This repo contains the source code for reproducing the results presented in the paper: Using machine learning to count Antarctic shag (Leucocarbo bransfieldensis) nests on Remotely Piloted Aircraft Systems images .
It is recommended to create a new conda environment for this package, especially if you wish to work with QGIS (required for tiling images):
conda create -n nests python=3.10
conda activate nests
Install the project:
git clone https://github.com/Appsilon/antarctic-nests.git
cd antarctic-nests
pip install -r requirements.txt
From within the antarctic-nests
directory, install YOLOv6:
git clone -b v3 https://github.com/meituan/YOLOv6
cd YOLOv6
pip install -r requirements.txt
Note that currently the repo works with the v3
release of YOLOv6.
Both training and inference are carried out within the YOLOv6 runs
directory, which are then copied over to the main repositories results
directory.
An additional weights file must be downloaded in order to carry out training, which YOLO will attempt to download automatically. However, if this does not work, create a YOLOv6/weights
directory, download the weights file using this link, and place it into the folder.
During training the necessary folders will be created in the YOLOv6 directory, however for ad-hoc analysis an model folder will have to be placed in the YOLOv6/runs/train/
directory with the following structure:
model_name
├── weights
| └── best_ckpt.pt
During inference a YOLOv6/runs/val/model_name
folder will be created with prediction json and weights file.

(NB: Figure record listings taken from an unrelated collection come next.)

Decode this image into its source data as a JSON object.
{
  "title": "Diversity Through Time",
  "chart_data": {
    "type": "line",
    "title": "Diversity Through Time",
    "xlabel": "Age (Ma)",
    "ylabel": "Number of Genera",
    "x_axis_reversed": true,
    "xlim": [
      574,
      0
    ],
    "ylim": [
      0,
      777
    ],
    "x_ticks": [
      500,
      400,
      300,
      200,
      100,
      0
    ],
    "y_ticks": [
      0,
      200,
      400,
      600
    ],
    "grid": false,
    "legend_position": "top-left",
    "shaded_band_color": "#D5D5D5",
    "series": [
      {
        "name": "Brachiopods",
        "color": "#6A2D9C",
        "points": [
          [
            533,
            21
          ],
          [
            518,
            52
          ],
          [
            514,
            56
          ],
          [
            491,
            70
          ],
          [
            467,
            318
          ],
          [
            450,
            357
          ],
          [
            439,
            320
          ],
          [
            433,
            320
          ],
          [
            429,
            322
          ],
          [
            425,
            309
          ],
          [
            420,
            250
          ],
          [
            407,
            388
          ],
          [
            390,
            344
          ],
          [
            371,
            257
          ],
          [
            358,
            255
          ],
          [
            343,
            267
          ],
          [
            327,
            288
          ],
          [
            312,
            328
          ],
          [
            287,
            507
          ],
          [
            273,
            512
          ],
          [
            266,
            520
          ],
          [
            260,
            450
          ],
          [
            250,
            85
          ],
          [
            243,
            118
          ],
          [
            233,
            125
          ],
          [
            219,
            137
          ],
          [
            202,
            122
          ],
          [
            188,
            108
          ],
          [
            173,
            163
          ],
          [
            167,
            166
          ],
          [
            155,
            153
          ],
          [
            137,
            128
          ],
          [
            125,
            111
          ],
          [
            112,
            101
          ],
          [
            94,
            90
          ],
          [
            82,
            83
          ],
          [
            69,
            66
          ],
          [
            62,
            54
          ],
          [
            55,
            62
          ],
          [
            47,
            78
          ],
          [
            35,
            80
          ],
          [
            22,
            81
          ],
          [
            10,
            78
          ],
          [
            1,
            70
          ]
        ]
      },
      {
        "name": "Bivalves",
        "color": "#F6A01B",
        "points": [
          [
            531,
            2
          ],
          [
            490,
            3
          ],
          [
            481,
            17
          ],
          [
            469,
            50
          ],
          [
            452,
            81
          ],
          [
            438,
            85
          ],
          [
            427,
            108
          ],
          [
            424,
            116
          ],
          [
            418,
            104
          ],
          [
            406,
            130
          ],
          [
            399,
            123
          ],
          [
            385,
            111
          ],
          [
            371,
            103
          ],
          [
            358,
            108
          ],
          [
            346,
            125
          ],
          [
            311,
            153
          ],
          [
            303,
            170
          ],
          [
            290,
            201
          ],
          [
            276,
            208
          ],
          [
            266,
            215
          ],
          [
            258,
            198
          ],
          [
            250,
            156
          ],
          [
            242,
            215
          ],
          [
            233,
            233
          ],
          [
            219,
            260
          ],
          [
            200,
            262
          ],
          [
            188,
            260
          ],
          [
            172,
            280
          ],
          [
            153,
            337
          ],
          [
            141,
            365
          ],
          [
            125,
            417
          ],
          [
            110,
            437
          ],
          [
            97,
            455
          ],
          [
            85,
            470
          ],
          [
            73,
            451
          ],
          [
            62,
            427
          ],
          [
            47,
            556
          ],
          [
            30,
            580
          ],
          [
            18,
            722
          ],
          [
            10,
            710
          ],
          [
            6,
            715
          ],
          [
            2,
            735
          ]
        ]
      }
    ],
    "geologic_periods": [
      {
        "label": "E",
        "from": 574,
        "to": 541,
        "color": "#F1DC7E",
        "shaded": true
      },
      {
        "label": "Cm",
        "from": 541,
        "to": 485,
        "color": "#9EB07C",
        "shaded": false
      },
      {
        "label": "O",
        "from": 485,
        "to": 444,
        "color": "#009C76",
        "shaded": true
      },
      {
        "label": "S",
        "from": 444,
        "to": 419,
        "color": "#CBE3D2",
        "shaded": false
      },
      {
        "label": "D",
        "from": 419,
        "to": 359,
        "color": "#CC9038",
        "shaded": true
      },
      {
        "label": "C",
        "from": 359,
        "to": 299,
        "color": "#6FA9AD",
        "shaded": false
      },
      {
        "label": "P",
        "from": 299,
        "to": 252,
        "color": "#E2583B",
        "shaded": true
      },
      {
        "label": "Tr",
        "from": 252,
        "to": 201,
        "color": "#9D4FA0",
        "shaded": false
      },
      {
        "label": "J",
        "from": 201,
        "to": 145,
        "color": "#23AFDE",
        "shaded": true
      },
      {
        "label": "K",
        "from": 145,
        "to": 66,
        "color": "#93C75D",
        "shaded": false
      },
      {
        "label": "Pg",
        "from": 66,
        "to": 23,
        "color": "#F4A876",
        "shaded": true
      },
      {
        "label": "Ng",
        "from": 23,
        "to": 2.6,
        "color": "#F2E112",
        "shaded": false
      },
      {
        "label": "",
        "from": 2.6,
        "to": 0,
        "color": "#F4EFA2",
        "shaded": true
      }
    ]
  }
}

To prepare datasets from original TIFF and ground truth sets, QGIS also needs to be installed:
conda install qgis --channel conda-forge
To use QGIS the conda_env_name
in config.py
must be the name of the environment in which QGIS is located. If you installed QGIS in the nests
environment you do not need to update this variable.
The data used in this project can be found here. Download the .zip
archive and unzip it into the data
folder. You can use the following command for the download (assuming you are in the antarctic-nests/data
directory):
gsutil cp gs://antarctic-nests-data/all_islands.zip
The predictions from the released model on all_islands, can be found here.
The end2end.ipynb
notebook contains all of the steps required to preprocess datasets (using QGIS), train and evaluate models, and post-process results.
For more information on the individiual steps and options, please see the following README's:
New datasets should be added to the data directory in the following format:
dataset_name
├── raw
| ├── shapefiles
| | ├── shapefile1.shp
| | ├── shapefile2.shp
| | └── ...
| ├── tifs
| | ├── image1.tif
| | ├── image2.tif
| | └── ...
In the case of multiple locations contained within a single shapefile, the dataset should be split into multiple datasets, each containing the TIFF files that correspond to that location and the shapefile.
The shapefile column and identifier that separates the locations must be provided in the split_col
and split_id
parameters, see the end2end notebook for an example.
In the release you will find the weights for the model results from which we published in the paper. To make use of them, download the attached .zip
file and unzip into YOLOv6/runs/train/...
.
To reproduce plots from the published paper, follow the plots_for_paper notebook.